Tuesday, October 12, 2010

Revisiting the Mahatma

Every 2nd October, when Gandhi Jayanthi is commemorated, the show begins on a sombre note in the Indian official calendar, with the usual proclamations and dedications in the name of the Father of the nation. Television channels blare out on the significance of his arrival in the nation's social-political landscape; print media splash his images, in their various avatars. While the advertisers seek to lure their clientele by offering sops, make lofty claims of emulating the Mahatma, his frugality, austerity and principles even while marketing things otherwise ostentatious - as the issue of Mount Blanc luxury pens surfaced some time back.

Gandhi and his metaphors continue to captivate the nation subconsciously, while at the same time lawlessness, dismal governance, official apathy and public policies with their usual ham headed approach continues to derail the aam admi’s day to day existence. In the present context one may ask as to what is uncommon in the present commonwealth games? The games held at a magnitude bereft of any credibility, defy all established norms, exposes all the chinks in the official armor of the Indian state and its sporting establishment. The spirit of Gandhi ji would have been left traumatized, with the appalling conditions, cold indifference and the inflated bills for organizing such events. The recent instance of the treatment meted to the Ugandan delegates who met with an accident at the venue is a case to be carefully studied. Our Afro-Asian solidarity and Gandhian principles on resisting unequal racial relations, his experience in South Africa, has come in for close scrutiny and censure, given the official apathy towards the accident victims.

What perplexes the common masses is the propensity to invoke Gandhi and yet indulge in un-Gandhian activities. The Gandhians' feel that it is the Indian state and its people who have failed Gandhi. While others and some skeptics, who question the ‘officially designated’ Gandhians' feel that it is the Gandhians' who have let down both the Indian people and Gandhi ji. They point out that these ‘angels’ who invoke Gandhi from their official precincts, never walked under the blazing Indian sun (Dandi yatras’) nor undertook any arduous journey as undertaken by people like Vinoba Bhave, Baba Amte or Sunderlal Bahuguna. So one may conclude that Gandhi ji remains a totem, which is omnipresent yet missing within the social and spiritual domains of the Indian populace at large.

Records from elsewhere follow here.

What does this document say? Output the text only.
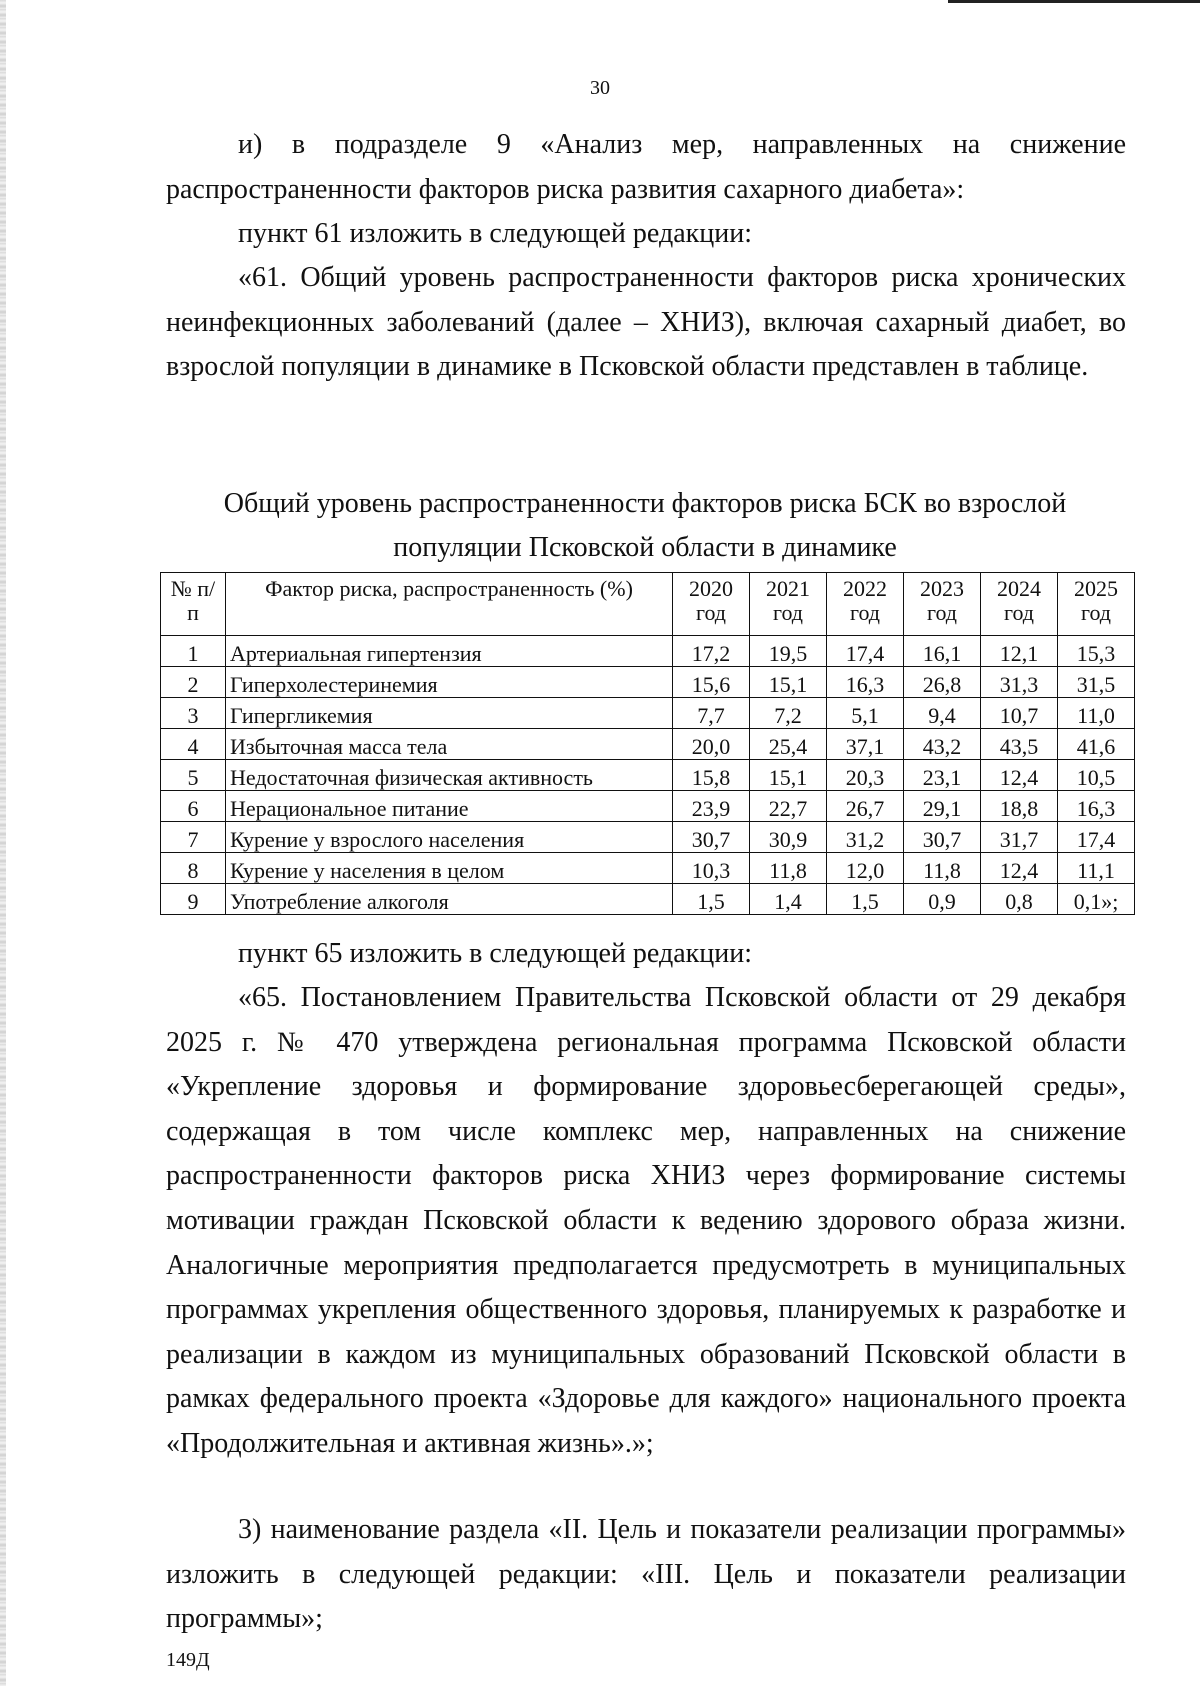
30

и) в подразделе 9 «Анализ мер, направленных на снижение распространенности факторов риска развития сахарного диабета»:

пункт 61 изложить в следующей редакции:

«61. Общий уровень распространенности факторов риска хронических неинфекционных заболеваний (далее – ХНИЗ), включая сахарный диабет, во взрослой популяции в динамике в Псковской области представлен в таблице.

Общий уровень распространенности факторов риска БСК во взрослой
популяции Псковской области в динамике
№ п/п	Фактор риска, распространенность (%)	2020 год	2021 год	2022 год	2023 год	2024 год	2025 год
1	Артериальная гипертензия	17,2	19,5	17,4	16,1	12,1	15,3
2	Гиперхолестеринемия	15,6	15,1	16,3	26,8	31,3	31,5
3	Гипергликемия	7,7	7,2	5,1	9,4	10,7	11,0
4	Избыточная масса тела	20,0	25,4	37,1	43,2	43,5	41,6
5	Недостаточная физическая активность	15,8	15,1	20,3	23,1	12,4	10,5
6	Нерациональное питание	23,9	22,7	26,7	29,1	18,8	16,3
7	Курение у взрослого населения	30,7	30,9	31,2	30,7	31,7	17,4
8	Курение у населения в целом	10,3	11,8	12,0	11,8	12,4	11,1
9	Употребление алкоголя	1,5	1,4	1,5	0,9	0,8	0,1»;

пункт 65 изложить в следующей редакции:

«65. Постановлением Правительства Псковской области от 29 декабря 2025 г. № 470 утверждена региональная программа Псковской области «Укрепление здоровья и формирование здоровьесберегающей среды», содержащая в том числе комплекс мер, направленных на снижение распространенности факторов риска ХНИЗ через формирование системы мотивации граждан Псковской области к ведению здорового образа жизни. Аналогичные мероприятия предполагается предусмотреть в муниципальных программах укрепления общественного здоровья, планируемых к разработке и реализации в каждом из муниципальных образований Псковской области в рамках федерального проекта «Здоровье для каждого» национального проекта «Продолжительная и активная жизнь».»;

3) наименование раздела «II. Цель и показатели реализации программы» изложить в следующей редакции: «III. Цель и показатели реализации программы»;

149Д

While one may strongly agree in spite of the tumultuous times that we are witnessing, that Gandhi ji remains a pivotal point for questioning all kinds of inequality and injustice in any part of the world. Incidentally the Palestinian movement tried to invoke Gandhian tactics but failed, whereas late Martin Luther King and Nelson Mandela could come out with remarkably successful results. The mobilization techniques deployed by Gandhi ji still remains relevant, notwithstanding the changes that have taken place over the last six decades.

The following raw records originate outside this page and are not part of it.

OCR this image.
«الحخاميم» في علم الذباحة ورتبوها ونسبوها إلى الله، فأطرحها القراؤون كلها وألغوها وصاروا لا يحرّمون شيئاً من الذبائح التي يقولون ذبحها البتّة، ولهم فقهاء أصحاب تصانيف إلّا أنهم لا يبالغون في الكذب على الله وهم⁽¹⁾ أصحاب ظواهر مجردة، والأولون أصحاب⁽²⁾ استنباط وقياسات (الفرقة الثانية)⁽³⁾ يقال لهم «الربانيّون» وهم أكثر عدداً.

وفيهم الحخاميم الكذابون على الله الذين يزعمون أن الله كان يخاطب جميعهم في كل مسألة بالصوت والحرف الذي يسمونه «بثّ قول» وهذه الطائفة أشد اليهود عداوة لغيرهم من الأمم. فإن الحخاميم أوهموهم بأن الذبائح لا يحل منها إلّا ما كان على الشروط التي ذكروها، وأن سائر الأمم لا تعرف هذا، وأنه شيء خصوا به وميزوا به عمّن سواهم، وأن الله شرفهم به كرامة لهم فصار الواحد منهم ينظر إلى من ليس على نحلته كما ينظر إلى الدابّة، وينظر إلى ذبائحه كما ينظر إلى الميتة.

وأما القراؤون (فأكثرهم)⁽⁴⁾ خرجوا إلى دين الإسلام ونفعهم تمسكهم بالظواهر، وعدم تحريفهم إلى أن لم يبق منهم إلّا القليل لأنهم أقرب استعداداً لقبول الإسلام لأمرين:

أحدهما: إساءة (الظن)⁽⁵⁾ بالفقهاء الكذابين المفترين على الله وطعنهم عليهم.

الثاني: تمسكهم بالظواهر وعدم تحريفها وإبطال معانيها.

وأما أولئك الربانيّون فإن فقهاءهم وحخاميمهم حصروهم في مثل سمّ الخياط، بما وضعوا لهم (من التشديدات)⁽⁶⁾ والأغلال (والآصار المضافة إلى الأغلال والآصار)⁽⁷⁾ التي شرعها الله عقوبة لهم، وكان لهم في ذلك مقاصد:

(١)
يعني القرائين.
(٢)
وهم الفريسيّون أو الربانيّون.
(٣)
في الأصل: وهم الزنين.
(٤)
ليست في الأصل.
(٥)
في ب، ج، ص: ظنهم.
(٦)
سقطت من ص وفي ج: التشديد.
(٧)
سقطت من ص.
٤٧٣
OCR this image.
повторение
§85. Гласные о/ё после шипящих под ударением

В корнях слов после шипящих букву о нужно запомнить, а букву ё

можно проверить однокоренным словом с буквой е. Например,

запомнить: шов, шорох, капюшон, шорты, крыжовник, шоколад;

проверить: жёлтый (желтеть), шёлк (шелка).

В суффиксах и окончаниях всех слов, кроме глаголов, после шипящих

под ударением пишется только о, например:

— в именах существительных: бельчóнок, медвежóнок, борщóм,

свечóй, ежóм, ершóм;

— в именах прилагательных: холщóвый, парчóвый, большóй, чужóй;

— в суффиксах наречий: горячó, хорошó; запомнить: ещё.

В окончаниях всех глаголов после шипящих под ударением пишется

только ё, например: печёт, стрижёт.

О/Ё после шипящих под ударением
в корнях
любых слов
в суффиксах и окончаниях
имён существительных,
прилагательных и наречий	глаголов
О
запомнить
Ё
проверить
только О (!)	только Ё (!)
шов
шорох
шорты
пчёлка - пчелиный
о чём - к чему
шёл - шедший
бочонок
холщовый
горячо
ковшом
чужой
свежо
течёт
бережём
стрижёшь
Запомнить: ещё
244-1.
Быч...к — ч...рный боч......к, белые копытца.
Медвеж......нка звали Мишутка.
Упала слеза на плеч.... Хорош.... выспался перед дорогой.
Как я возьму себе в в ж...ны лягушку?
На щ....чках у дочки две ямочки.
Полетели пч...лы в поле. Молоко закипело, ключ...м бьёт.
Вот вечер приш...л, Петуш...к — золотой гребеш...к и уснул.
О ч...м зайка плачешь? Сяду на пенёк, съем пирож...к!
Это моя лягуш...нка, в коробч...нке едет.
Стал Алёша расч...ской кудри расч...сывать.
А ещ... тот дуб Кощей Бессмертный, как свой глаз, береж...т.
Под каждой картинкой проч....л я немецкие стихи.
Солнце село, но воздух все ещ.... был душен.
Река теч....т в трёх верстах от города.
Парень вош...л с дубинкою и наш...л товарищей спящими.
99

The fact that an average politician howsoever grudgingly, comes to our doorstep to seek our vote, in spite of his/her ‘social standing’, is also the part of the legacy left behind by the saint of our freedom struggle. Gandhi ji was a master diplomat, an able statesman and a great political strategist who invoked religious values and spiritualism with a universal perspective, for the betterment, lest it polarize people to its narrow confines.

Yet this Gandhi Jayanthi too leaves us with many unanswered questions about the state of the nation, the discontent within the society, empowerment of the weaker sections, rotting food grains in state go-downs, while poor die of starvation, judicial recourse in day to day existence, matters of faith seeking to call the shots, after the parliament having pandered to it once, around two decades ago. Hence ‘revisiting’ the Mahatma and also waiting for one seems to be the perennial ritual in the annals of the nation.